‘Product Placement’ or ‘Brand Placement’

‘Product placement’ or ‘brand placement’, which is the correct term?

I’ve always preferred ‘brand placement’. If a detergent were to be used in a movie then it would be a real brand (Bold, Tide, or the like) and not just a box with ‘detergent’ written on it. But, as it turns out, I’m in the minority. My preference doesn’t count. The term ‘product placement’ is the one most used in the industry. Easily confirmed by comparing the two terms in Google Trends, where ‘product placement’ outstrips ‘brand placement’ by fifty to one.

Brands in Movies

We are surrounded by products and brands. It’s our reality. If you made a movie based in our world, our reality, it would make sense to include the brands and products that we find around us. Not just that but it would be weird not to.
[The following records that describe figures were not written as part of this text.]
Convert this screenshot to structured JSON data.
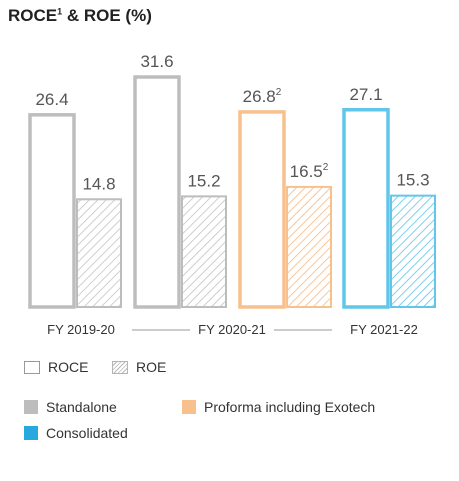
{
  "title": "ROCE",
  "title_sup": "1",
  "title_rest": " & ROE (%)",
  "chart_data": {
    "type": "bar",
    "categories": [
      "FY 2019-20",
      "FY 2020-21",
      "FY 2020-21",
      "FY 2021-22"
    ],
    "group_labels": [
      "FY 2019-20",
      "FY 2020-21",
      "FY 2021-22"
    ],
    "series": [
      {
        "name": "ROCE",
        "values": [
          26.4,
          31.6,
          26.8,
          27.1
        ],
        "labels": [
          "26.4",
          "31.6",
          "26.8",
          "27.1"
        ],
        "label_sup": [
          "",
          "",
          "2",
          ""
        ]
      },
      {
        "name": "ROE",
        "values": [
          14.8,
          15.2,
          16.5,
          15.3
        ],
        "labels": [
          "14.8",
          "15.2",
          "16.5",
          "15.3"
        ],
        "label_sup": [
          "",
          "",
          "2",
          ""
        ]
      }
    ],
    "bar_basis": [
      "Standalone",
      "Standalone",
      "Proforma including Exotech",
      "Consolidated"
    ],
    "ylim": [
      0,
      31.6
    ],
    "colors": {
      "Standalone": "#bdbdbd",
      "Proforma including Exotech": "#f7c08c",
      "Consolidated": "#62c6ea"
    }
  },
  "legend": {
    "roce": "ROCE",
    "roe": "ROE",
    "standalone": "Standalone",
    "proforma": "Proforma including Exotech",
    "consolidated": "Consolidated"
  }
}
Our choices of brands and product tell stories about us. They tell other people something about us. It’s why we are so brand conscious. Or at least most of us are. Some of us wouldn’t be caught dead wearing certain brands. It would send a message that we didn’t want to send. Others embrace those brands because it sends exactly the right message.
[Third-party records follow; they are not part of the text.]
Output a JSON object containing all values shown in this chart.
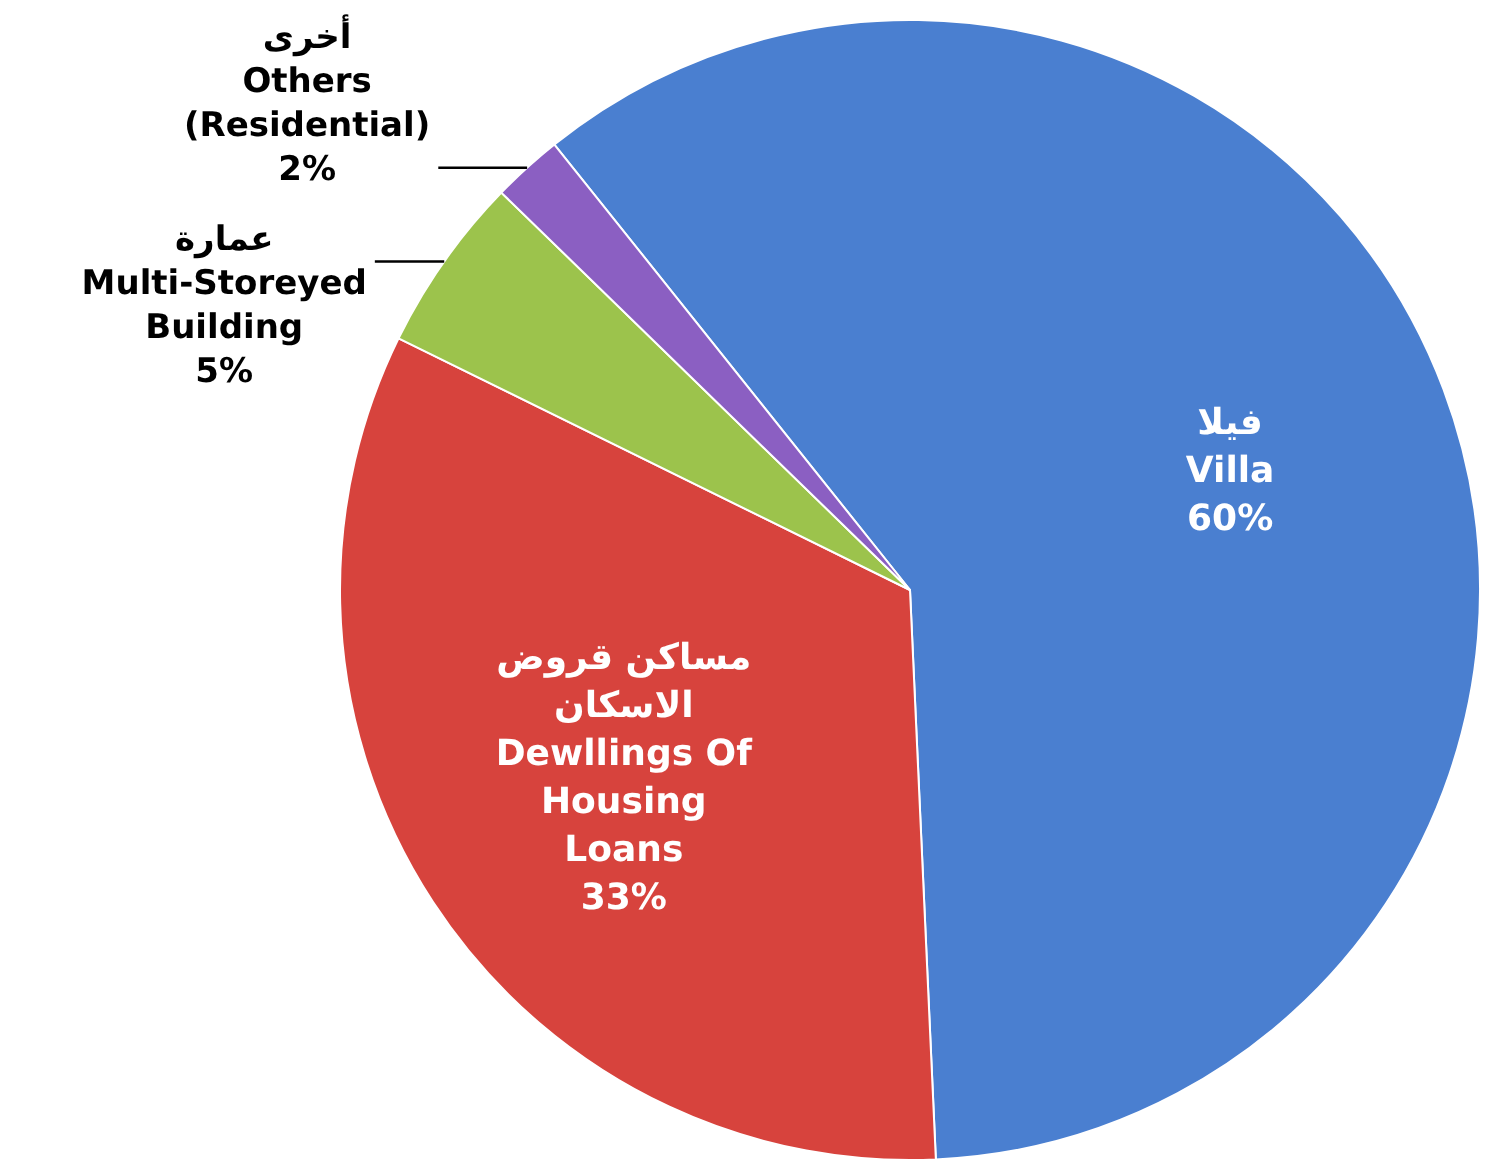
{
  "chart_data": {
    "type": "pie",
    "categories": [
      "فيلا\nVilla",
      "مساكن قروض\nالاسكان\nDewllings Of\nHousing\nLoans",
      "عمارة\nMulti-Storeyed\nBuilding",
      "أخرى\nOthers\n(Residential)"
    ],
    "values": [
      60,
      33,
      5,
      2
    ],
    "value_labels": [
      "60%",
      "33%",
      "5%",
      "2%"
    ],
    "colors": [
      "#4a7fd0",
      "#d7433d",
      "#9cc34c",
      "#8b5fc2"
    ]
  }
}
In a movie the product choices a character makes tell us stories too. The main character in a movie drives a rusting Ford Mustang that belches smoke and makes weird banging noises. What do we find out about the character from that? Maybe the character isn’t very well off. Maybe the character is just going through a rough patch. Maybe the character isn’t a car person and doesn’t care that the car is a real clunker. It’s just a piece of information about the character that we end up putting together with all the other bits to get a clearer picture of the character.

We pick up on cues from brands and products as we’re watching movies. We’re not always meant to get strong signals from them. So, sometimes we’re consciously aware of them, sometimes not.  If used badly they’re jarring if used well they add to our experience.